10月15日

「ヘンだね」


 ストローでアイスコーヒーをかき混ぜながら、Ⅰが頷いた。


「『ごめんなさい』てさ、普通は加害者が被害者にするものでしょ。悪いことなんかしてないのに、Mはどうして謝ったりするんだろう」

「ですよね。しかも、謝罪の相手は俺なんですよ? ……俺なんかただの部外者なのに」


 冷静に考えると、それは中々酷い言い草でもあった。隣教室の3人は分かりやすい加害者と被害者の関係で成り立っていたのに、Mはそれらを「嫌なもの」として一括りにする。その存在自体が罪であるかのような口ぶりで、彼女は俺に謝ろうとしていたのだ。


「優しい人なのかもしれないけど、なんだか極端だね」


 Ⅰが苦笑したのを見て、俺はどこかほっとしていた。あの日自分がMに感じた違和感が、間違ったものではないと分かったからだ。

 彼女はこの数カ月で変わったのではなく、元からその片鱗があった。たぶん俺は、それを見て見ぬ振りしていただけなのだろう。


「後でKに聞いたんですけど、あいつもMと似たようなことが良くあったらしいんですよね。小学生の頃とか、テレビで殺人事件のニュースが流れただけでMが謝ってきて、お詫びにアイスを買ってもらったとか」


「何それ」


 Ⅰは吹き出して、想像するとめちゃくちゃ可愛いね、と付け加える。俺は小学校時代のKを一瞬だけ想像し、めちゃくちゃ気分が悪くなったので思考から締め出した。


「Kの方もシスコンが酷いから、決して悪くは言わないんですよね。『姉貴は合理主義者なんだ』とか言って……」

「合理主義?」

「『大事な人』と『そうじゃない人』の線引きがはっきりしてて、常に自分の側にいる人だけ気遣う。だから、助けになれるわけでもない人間に無駄な気を回したりはしないんだ、って」


「なるほどなー……いや、あんまり理解できてはいないけど」


 コーヒーのグラスを机上のコースターに載せて、Ⅰは椅子の背にもたれ込んだ。両腕を組んで、何かを考え込むように視線を斜め上に向ける。
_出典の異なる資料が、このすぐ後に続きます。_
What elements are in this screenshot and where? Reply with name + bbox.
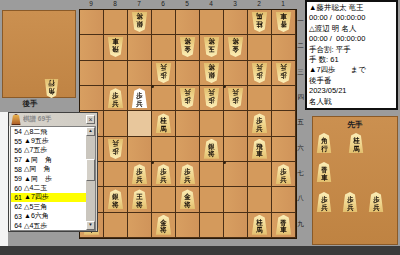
move-number: 64 [11,222,22,229]
gote-piece[interactable]: 玉将 [203,37,220,57]
board-cell-4九[interactable] [200,213,224,238]
board-cell-2五[interactable]: 歩兵 [248,111,272,136]
move-number: 58 [11,166,22,173]
gote-piece[interactable]: 歩兵 [107,139,124,159]
board-cell-7七[interactable]: 歩兵 [128,162,152,187]
board-cell-1八[interactable] [272,187,296,212]
board-cell-4六[interactable]: 銀将 [200,137,224,162]
shogi-board[interactable]: 銀将桂馬香車飛車金将玉将金将歩兵銀将歩兵歩兵歩兵歩兵歩兵歩兵歩兵歩兵桂馬歩兵歩兵… [79,9,297,239]
info-line: 00:00 / 00:00:00 [309,34,394,44]
kifu-move-row[interactable]: 56△7五歩 [11,146,86,155]
info-line: 2023/05/21 [309,86,394,96]
sente-piece[interactable]: 歩兵 [155,164,172,184]
star-point [151,161,154,164]
board-cell-7九[interactable] [128,213,152,238]
board-cell-8九[interactable] [104,213,128,238]
board-cell-4三[interactable]: 銀将 [200,61,224,86]
board-cell-3五[interactable] [224,111,248,136]
board-cell-6一[interactable] [152,10,176,35]
window-bottom-edge [0,246,400,255]
board-cell-6五[interactable]: 桂馬 [152,111,176,136]
board-cell-7五[interactable] [128,111,152,136]
kifu-window[interactable]: 棋譜 69手 × 54△8二飛55▲9五歩56△7五歩57▲同 角58△同 角5… [8,112,98,232]
board-cell-5六[interactable] [176,137,200,162]
board-cell-8八[interactable]: 銀将 [104,187,128,212]
board-cell-9二[interactable] [80,35,104,60]
kifu-move-row[interactable]: 63▲6六角 [11,212,86,221]
kifu-titlebar[interactable]: 棋譜 69手 × [9,113,97,126]
board-cell-1二[interactable] [272,35,296,60]
sente-piece[interactable]: 桂馬 [155,113,172,133]
board-cell-6八[interactable] [152,187,176,212]
board-cell-1九[interactable]: 香車 [272,213,296,238]
rank-label: 六 [296,136,305,161]
star-point [151,85,154,88]
sente-piece[interactable]: 歩兵 [251,113,268,133]
move-number: 56 [11,147,22,154]
board-cell-4一[interactable] [200,10,224,35]
sente-piece[interactable]: 桂馬 [348,133,364,153]
board-cell-5九[interactable] [176,213,200,238]
board-cell-8四[interactable]: 歩兵 [104,86,128,111]
board-cell-5二[interactable]: 金将 [176,35,200,60]
sente-piece[interactable]: 歩兵 [179,164,196,184]
rank-label: 七 [296,161,305,186]
kifu-move-row[interactable]: 57▲同 角 [11,155,86,164]
sente-piece[interactable]: 歩兵 [131,88,148,108]
board-cell-4五[interactable] [200,111,224,136]
gote-piece[interactable]: 飛車 [107,37,124,57]
gote-piece[interactable]: 銀将 [131,12,148,32]
file-label: 9 [79,0,103,8]
gote-piece[interactable]: 歩兵 [203,88,220,108]
sente-piece[interactable]: 金将 [179,189,196,209]
board-cell-7三[interactable] [128,61,152,86]
move-text: △4五歩 [24,221,47,231]
board-cell-3三[interactable] [224,61,248,86]
kifu-move-row[interactable]: 60△4二玉 [11,183,86,192]
kifu-move-row[interactable]: 59▲同 歩 [11,174,86,183]
rank-label: 一 [296,9,305,34]
board-cell-1四[interactable] [272,86,296,111]
kifu-window-title: 棋譜 69手 [23,115,84,124]
board-cell-5五[interactable] [176,111,200,136]
board-cell-9三[interactable] [80,61,104,86]
board-cell-7四[interactable]: 歩兵 [128,86,152,111]
rank-label: 九 [296,212,305,237]
sente-piece[interactable]: 角行 [316,133,332,153]
board-cell-2一[interactable]: 桂馬 [248,10,272,35]
move-number: 62 [11,203,22,210]
file-label: 6 [151,0,175,8]
board-cell-3七[interactable] [224,162,248,187]
sente-piece[interactable]: 香車 [316,162,332,182]
sente-piece[interactable]: 王将 [131,189,148,209]
board-cell-8三[interactable] [104,61,128,86]
gote-piece[interactable]: 桂馬 [251,12,268,32]
board-cell-7六[interactable] [128,137,152,162]
board-cell-5四[interactable]: 歩兵 [176,86,200,111]
board-cell-1三[interactable]: 歩兵 [272,61,296,86]
kifu-move-row[interactable]: 55▲9五歩 [11,136,86,145]
gote-piece[interactable]: 歩兵 [227,88,244,108]
gote-piece[interactable]: 角行 [44,79,59,98]
board-cell-1五[interactable] [272,111,296,136]
gote-stand-label: 後手 [8,99,52,109]
info-line: △渡辺 明 名人 [309,24,394,34]
gote-piece[interactable]: 金将 [227,37,244,57]
board-cell-2六[interactable]: 飛車 [248,137,272,162]
file-label: 8 [103,0,127,8]
rank-labels: 一二三四五六七八九 [296,9,305,237]
gote-piece[interactable]: 銀将 [203,63,220,83]
sente-piece[interactable]: 歩兵 [316,192,332,212]
kifu-move-list[interactable]: 54△8二飛55▲9五歩56△7五歩57▲同 角58△同 角59▲同 歩60△4… [10,126,96,231]
move-number: 60 [11,185,22,192]
file-label: 1 [271,0,295,8]
info-line: 手合割: 平手 [309,45,394,55]
sente-piece[interactable]: 歩兵 [368,192,384,212]
file-label: 7 [127,0,151,8]
board-cell-3四[interactable]: 歩兵 [224,86,248,111]
rank-label: 二 [296,34,305,59]
file-label: 4 [199,0,223,8]
sente-piece[interactable]: 桂馬 [251,215,268,235]
gote-hand-stand: 角行 [2,10,76,98]
info-line: 名人戦 [309,97,394,107]
board-cell-7二[interactable] [128,35,152,60]
gote-piece[interactable]: 歩兵 [155,63,172,83]
sente-hand-stand: 先手 角行桂馬香車歩兵歩兵歩兵 [312,116,398,245]
sente-piece[interactable]: 銀将 [203,139,220,159]
background-window-edge [0,112,8,246]
board-cell-6二[interactable] [152,35,176,60]
sente-piece[interactable]: 飛車 [251,139,268,159]
board-cell-3八[interactable] [224,187,248,212]
sente-piece[interactable]: 歩兵 [342,192,358,212]
board-cell-5七[interactable]: 歩兵 [176,162,200,187]
gote-piece[interactable]: 歩兵 [251,63,268,83]
gote-piece[interactable]: 歩兵 [179,88,196,108]
board-cell-7一[interactable]: 銀将 [128,10,152,35]
board-cell-6七[interactable]: 歩兵 [152,162,176,187]
file-label: 3 [223,0,247,8]
file-label: 2 [247,0,271,8]
sente-piece[interactable]: 銀将 [107,189,124,209]
info-line: 00:00 / 00:00:00 [309,13,394,23]
board-cell-3六[interactable] [224,137,248,162]
board-cell-8六[interactable]: 歩兵 [104,137,128,162]
move-number: 54 [11,128,22,135]
kifu-move-row[interactable]: 62△5三角 [11,202,86,211]
board-cell-2二[interactable] [248,35,272,60]
kifu-move-row[interactable]: 61▲7四歩 [11,193,86,202]
close-icon[interactable]: × [86,115,95,124]
gote-piece[interactable]: 香車 [275,12,292,32]
board-cell-4二[interactable]: 玉将 [200,35,224,60]
info-line: ▲7四歩 まで [309,65,394,75]
board-cell-4七[interactable] [200,162,224,187]
game-info-panel: ▲藤井聡太 竜王00:00 / 00:00:00△渡辺 明 名人00:00 / … [305,0,398,110]
shogi-app-window: { "game": "shogi", "position": { "sfen":… [0,0,400,255]
board-cell-5一[interactable] [176,10,200,35]
rank-label: 三 [296,60,305,85]
board-cell-5八[interactable]: 金将 [176,187,200,212]
kifu-scrollbar[interactable]: ▲ ▼ [86,127,95,230]
board-cell-2九[interactable]: 桂馬 [248,213,272,238]
board-cell-4八[interactable] [200,187,224,212]
board-cell-1一[interactable]: 香車 [272,10,296,35]
board-cell-4四[interactable]: 歩兵 [200,86,224,111]
board-cell-3一[interactable] [224,10,248,35]
sente-piece[interactable]: 香車 [275,215,292,235]
board-cell-9四[interactable] [80,86,104,111]
board-cell-2七[interactable] [248,162,272,187]
board-cell-2四[interactable] [248,86,272,111]
scrollbar-thumb[interactable] [86,159,95,181]
rank-label: 八 [296,186,305,211]
move-number: 63 [11,213,22,220]
board-cell-6六[interactable] [152,137,176,162]
move-number: 55 [11,138,22,145]
board-cell-2三[interactable]: 歩兵 [248,61,272,86]
move-number: 59 [11,175,22,182]
file-labels: 987654321 [79,0,295,8]
sente-stand-label: 先手 [313,120,397,130]
star-point [223,85,226,88]
info-line: ▲藤井聡太 竜王 [309,3,394,13]
kifu-move-row[interactable]: 64△4五歩 [11,221,86,230]
board-cell-6三[interactable]: 歩兵 [152,61,176,86]
rank-label: 四 [296,85,305,110]
kifu-move-row[interactable]: 58△同 角 [11,165,86,174]
board-cell-3二[interactable]: 金将 [224,35,248,60]
star-point [223,161,226,164]
board-cell-8五[interactable] [104,111,128,136]
board-cell-6九[interactable]: 金将 [152,213,176,238]
board-cell-3九[interactable] [224,213,248,238]
board-cell-8一[interactable] [104,10,128,35]
sente-piece[interactable]: 金将 [155,215,172,235]
board-cell-6四[interactable] [152,86,176,111]
info-line: 手 数: 61 [309,55,394,65]
move-number: 61 [11,194,22,201]
board-cell-9一[interactable] [80,10,104,35]
info-line: 後手番 [309,76,394,86]
board-cell-1六[interactable] [272,137,296,162]
move-number: 57 [11,156,22,163]
kifu-window-icon [11,114,21,125]
board-cell-2八[interactable] [248,187,272,212]
rank-label: 五 [296,110,305,135]
board-cell-1七[interactable]: 歩兵 [272,162,296,187]
gote-piece[interactable]: 歩兵 [275,63,292,83]
board-cell-7八[interactable]: 王将 [128,187,152,212]
board-cell-8七[interactable] [104,162,128,187]
scroll-down-icon[interactable]: ▼ [86,221,95,230]
file-label: 5 [175,0,199,8]
sente-piece[interactable]: 歩兵 [275,164,292,184]
kifu-move-row[interactable]: 54△8二飛 [11,127,86,136]
board-cell-8二[interactable]: 飛車 [104,35,128,60]
sente-piece[interactable]: 歩兵 [107,88,124,108]
gote-piece[interactable]: 金将 [179,37,196,57]
scroll-up-icon[interactable]: ▲ [86,127,95,136]
sente-piece[interactable]: 歩兵 [131,164,148,184]
board-cell-5三[interactable] [176,61,200,86]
 と、彼女はふいにその左目をぎゅっと閉じた。見覚えしかないその仕草を、俺は思わず二度見してしまう。


「流行ってるんですか、それ」

「なんのこと?」

「その、左目を閉じるやつ」

「ああ、これ? これは私の個人的な癖なんだけど、変かな」

「いや、そういう訳じゃなくて……実はMにも同じ癖が」

「そうなの? すっごい偶然」


 Ⅰは右目を丸くする。片目だけの器用な振る舞いは、それこそ「癖」になっていなければできなさそうな芸当だ。とはいえ、俺の方は違和感を覚えずにはいられなかった。Mと同じ癖を持つ人間が、たまたますぐそこにいるということへの違和感。


 偶然にしては、少しできすぎていないだろうか。